Redação Portal IMPRENSA | 07/02/2020 09:47
O jornalista Glenn Greenwald, fundador do site The Intercept Brasil, não ficou satisfeito com a decisão da Justiça Federal que rejeitou a denúncia apresentada contra ele por suposta ligação com hackers que invadiram os celulares de diversas autoridades, entre elas o ministro da Justiça, Sérgio Moro.
Crédito:Marcos Oliveira/Agência Senado
 

“A decisão me protege individualmente, mas é uma grave violação à liberdade de imprensa e pode criar um precedente para que outros jornalistas sejam criminalizados no futuro”, disse Greenwald em entrevista ao jornalista Leonardo Sakamoto, do portal UOL. 
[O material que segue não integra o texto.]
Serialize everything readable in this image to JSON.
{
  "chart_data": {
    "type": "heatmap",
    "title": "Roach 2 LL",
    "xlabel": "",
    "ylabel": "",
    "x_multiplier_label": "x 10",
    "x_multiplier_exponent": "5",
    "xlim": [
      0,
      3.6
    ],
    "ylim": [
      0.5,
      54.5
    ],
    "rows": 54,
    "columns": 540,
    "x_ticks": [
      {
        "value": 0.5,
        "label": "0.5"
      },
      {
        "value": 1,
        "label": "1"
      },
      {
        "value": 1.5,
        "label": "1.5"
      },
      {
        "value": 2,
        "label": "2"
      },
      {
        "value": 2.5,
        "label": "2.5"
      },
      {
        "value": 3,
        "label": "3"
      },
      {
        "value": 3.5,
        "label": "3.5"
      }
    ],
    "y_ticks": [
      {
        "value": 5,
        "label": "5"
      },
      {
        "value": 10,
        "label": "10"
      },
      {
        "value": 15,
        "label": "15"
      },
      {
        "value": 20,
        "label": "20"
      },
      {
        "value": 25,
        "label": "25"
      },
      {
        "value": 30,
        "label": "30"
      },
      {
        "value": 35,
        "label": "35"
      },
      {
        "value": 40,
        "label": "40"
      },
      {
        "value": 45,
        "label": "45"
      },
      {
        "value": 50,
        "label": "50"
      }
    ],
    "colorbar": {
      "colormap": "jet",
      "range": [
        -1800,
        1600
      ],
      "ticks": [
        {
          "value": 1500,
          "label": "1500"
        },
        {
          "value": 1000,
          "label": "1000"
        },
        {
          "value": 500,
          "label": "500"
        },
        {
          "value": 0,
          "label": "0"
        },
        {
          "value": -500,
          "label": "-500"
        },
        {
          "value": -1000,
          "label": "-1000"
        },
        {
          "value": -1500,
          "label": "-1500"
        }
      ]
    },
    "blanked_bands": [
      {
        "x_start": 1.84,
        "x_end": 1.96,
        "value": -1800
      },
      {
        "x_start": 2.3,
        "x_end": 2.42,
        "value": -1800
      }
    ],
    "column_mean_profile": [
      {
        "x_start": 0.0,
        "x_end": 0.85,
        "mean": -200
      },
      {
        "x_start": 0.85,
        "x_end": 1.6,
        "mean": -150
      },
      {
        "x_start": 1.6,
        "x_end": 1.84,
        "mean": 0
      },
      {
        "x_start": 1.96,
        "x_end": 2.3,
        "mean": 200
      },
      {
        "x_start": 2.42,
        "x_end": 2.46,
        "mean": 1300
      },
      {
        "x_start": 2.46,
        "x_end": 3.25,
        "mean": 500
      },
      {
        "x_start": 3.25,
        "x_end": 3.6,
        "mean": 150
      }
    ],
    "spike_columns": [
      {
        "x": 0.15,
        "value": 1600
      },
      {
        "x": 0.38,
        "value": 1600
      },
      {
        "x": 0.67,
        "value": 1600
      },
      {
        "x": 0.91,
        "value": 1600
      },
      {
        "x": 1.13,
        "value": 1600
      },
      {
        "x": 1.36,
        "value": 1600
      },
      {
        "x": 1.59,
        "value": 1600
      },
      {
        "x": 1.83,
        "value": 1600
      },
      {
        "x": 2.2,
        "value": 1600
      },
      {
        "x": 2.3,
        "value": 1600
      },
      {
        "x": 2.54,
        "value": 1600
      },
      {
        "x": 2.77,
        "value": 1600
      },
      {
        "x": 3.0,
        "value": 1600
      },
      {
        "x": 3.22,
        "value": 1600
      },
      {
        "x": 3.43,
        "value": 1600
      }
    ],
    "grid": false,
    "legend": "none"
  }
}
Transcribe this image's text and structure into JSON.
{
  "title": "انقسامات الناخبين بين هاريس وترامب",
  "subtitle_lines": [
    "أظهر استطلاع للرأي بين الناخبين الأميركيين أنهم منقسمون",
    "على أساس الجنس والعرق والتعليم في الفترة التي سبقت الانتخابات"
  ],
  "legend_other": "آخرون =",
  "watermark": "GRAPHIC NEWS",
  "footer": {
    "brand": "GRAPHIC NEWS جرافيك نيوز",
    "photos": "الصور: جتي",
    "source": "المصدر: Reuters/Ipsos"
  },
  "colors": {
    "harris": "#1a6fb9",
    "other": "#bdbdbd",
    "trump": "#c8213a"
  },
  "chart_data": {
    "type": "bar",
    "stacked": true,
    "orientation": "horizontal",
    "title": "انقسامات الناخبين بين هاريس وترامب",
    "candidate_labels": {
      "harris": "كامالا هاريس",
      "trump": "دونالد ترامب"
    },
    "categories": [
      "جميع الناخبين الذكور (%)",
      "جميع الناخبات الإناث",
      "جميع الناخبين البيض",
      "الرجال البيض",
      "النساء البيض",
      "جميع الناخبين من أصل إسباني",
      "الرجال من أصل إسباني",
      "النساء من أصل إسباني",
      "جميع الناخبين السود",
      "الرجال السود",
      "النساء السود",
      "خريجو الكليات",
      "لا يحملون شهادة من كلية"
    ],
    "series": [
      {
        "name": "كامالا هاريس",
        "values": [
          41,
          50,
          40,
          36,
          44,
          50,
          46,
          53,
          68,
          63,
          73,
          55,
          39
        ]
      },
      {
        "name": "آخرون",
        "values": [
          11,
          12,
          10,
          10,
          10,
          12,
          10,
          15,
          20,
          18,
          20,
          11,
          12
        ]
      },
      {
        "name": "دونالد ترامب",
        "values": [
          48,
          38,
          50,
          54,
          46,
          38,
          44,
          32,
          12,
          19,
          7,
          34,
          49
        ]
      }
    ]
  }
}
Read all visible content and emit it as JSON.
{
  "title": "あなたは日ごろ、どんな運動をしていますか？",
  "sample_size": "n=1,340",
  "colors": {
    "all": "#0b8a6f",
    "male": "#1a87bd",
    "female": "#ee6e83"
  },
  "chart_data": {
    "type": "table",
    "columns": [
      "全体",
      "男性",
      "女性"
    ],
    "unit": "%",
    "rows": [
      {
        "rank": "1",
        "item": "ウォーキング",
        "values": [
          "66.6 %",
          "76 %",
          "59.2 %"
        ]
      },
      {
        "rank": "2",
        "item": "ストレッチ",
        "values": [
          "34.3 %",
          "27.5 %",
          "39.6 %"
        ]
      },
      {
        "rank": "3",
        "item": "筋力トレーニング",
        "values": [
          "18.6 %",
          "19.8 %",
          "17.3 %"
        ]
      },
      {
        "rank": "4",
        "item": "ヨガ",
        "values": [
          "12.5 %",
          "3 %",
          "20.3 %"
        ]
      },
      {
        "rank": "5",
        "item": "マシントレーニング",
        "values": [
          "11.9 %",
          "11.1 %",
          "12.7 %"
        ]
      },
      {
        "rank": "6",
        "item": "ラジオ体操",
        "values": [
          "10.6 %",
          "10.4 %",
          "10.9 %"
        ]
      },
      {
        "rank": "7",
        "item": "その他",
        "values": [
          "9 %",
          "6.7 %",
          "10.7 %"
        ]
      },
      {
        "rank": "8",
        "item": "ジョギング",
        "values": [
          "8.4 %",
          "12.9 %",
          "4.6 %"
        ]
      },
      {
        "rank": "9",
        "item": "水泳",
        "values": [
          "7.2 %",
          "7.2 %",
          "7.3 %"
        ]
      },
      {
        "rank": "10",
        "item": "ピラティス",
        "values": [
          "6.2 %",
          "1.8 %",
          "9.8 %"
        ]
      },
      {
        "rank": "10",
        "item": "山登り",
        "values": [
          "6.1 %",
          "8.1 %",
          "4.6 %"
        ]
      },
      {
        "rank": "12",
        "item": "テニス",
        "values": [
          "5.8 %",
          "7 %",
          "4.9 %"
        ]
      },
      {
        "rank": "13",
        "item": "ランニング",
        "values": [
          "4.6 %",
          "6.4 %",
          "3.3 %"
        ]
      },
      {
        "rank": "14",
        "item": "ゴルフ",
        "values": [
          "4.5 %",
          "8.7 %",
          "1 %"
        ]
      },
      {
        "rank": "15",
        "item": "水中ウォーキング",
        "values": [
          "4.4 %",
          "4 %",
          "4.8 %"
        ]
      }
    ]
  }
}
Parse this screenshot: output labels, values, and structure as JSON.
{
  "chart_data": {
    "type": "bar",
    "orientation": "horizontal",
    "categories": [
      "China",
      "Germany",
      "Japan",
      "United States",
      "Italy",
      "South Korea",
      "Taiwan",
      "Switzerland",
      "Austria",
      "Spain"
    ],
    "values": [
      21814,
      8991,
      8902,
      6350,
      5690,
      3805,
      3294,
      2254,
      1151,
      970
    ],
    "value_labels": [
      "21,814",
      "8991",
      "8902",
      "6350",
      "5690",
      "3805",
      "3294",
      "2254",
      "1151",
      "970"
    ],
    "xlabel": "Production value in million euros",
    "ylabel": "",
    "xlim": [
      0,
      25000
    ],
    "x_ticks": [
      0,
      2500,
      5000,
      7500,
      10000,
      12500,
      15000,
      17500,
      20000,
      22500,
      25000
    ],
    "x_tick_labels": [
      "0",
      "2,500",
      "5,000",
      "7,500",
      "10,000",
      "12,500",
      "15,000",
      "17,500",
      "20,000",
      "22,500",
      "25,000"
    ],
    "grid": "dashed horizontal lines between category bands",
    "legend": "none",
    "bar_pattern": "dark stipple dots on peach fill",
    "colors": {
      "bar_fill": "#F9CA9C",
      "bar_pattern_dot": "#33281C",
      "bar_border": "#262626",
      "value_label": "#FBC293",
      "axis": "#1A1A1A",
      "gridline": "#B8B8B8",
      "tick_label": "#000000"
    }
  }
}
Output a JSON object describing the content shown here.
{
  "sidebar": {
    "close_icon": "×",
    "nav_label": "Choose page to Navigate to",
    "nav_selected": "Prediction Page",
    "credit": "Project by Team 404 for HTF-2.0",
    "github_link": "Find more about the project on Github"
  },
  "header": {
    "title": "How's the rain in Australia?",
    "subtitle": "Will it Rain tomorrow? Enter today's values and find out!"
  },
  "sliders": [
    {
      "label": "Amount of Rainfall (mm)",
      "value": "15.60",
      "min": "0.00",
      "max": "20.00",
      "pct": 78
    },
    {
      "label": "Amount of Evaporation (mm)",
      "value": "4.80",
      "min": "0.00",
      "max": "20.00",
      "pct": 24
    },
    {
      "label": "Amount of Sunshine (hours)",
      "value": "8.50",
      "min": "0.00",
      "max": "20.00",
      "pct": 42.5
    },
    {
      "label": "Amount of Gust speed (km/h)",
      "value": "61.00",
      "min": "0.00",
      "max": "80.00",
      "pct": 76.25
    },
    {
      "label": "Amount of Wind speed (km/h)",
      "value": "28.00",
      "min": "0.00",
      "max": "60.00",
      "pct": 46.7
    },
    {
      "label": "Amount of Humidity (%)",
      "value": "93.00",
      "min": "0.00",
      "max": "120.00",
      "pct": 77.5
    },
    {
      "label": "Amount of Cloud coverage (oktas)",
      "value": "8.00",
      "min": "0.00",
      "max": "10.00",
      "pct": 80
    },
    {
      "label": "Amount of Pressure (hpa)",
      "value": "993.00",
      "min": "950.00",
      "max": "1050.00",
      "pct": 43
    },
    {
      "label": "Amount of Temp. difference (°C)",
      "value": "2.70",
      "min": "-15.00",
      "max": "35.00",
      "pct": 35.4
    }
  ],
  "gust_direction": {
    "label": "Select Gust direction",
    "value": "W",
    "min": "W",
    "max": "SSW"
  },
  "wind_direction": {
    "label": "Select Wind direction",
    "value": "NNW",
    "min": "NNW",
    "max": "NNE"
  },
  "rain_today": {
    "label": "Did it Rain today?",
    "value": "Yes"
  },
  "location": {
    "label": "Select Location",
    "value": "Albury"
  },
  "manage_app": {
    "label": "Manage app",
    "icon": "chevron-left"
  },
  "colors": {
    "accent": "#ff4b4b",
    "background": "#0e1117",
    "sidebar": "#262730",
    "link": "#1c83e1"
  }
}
Na decisão de quinta-feira (07/02), o juiz Ricardo Augusto Leite, substituto da 10ª Vara Federal do DF, afirma que deixa de receber “por ora” a denúncia contra o jornalista e cita a liminar dada pelo ministro Gilmar Mendes, do Supremo Tribunal Federal (STF), que impede que os órgãos de investigação responsabilizem Greenwald pela “recepção, obtenção ou transmissão de informações publicadas em veículos de mídia”.

Porém, ele deixa claro em sua decisão que o seu comportamento “possui relevância no campo jurídico” e que pode ser interpretado, por analogia, como “supressão de documento” ou “frustração da persecução penal”. 

Segundo o juiz, os diálogos entre Greenwald e o hacker Luiz Henrique Molição mostram que o jornalista o instigou a apagar as mensagens que os dois trocaram.  “Entendo que há clara tentativa (de Greenwald) de obstar o trabalho de apuração do ilícito, não sendo possível utilizar a prerrogativa de sigilo da fonte para criar uma excludente de ilicitude”, disse o juiz.

Greenwald disse que vai ao STF pedir uma decisão que deixe claro que a denúncia é contrária à decisão anterior do próprio Supremo, mas é também um ataque à liberdade de expressão, e ter uma vitória por essa imprensa livre.

"Para meus interesses, a decisão é boa, mas meus interesses não são minha luta. Eu conseguiria proteger meus interesses de forma muito fácil. Poderia ir ao aeroporto e sair do país. Mas nunca faria isso, porque minha luta não é para me proteger, mas para defender a liberdade de imprensa", disse Greenwald ao Uol.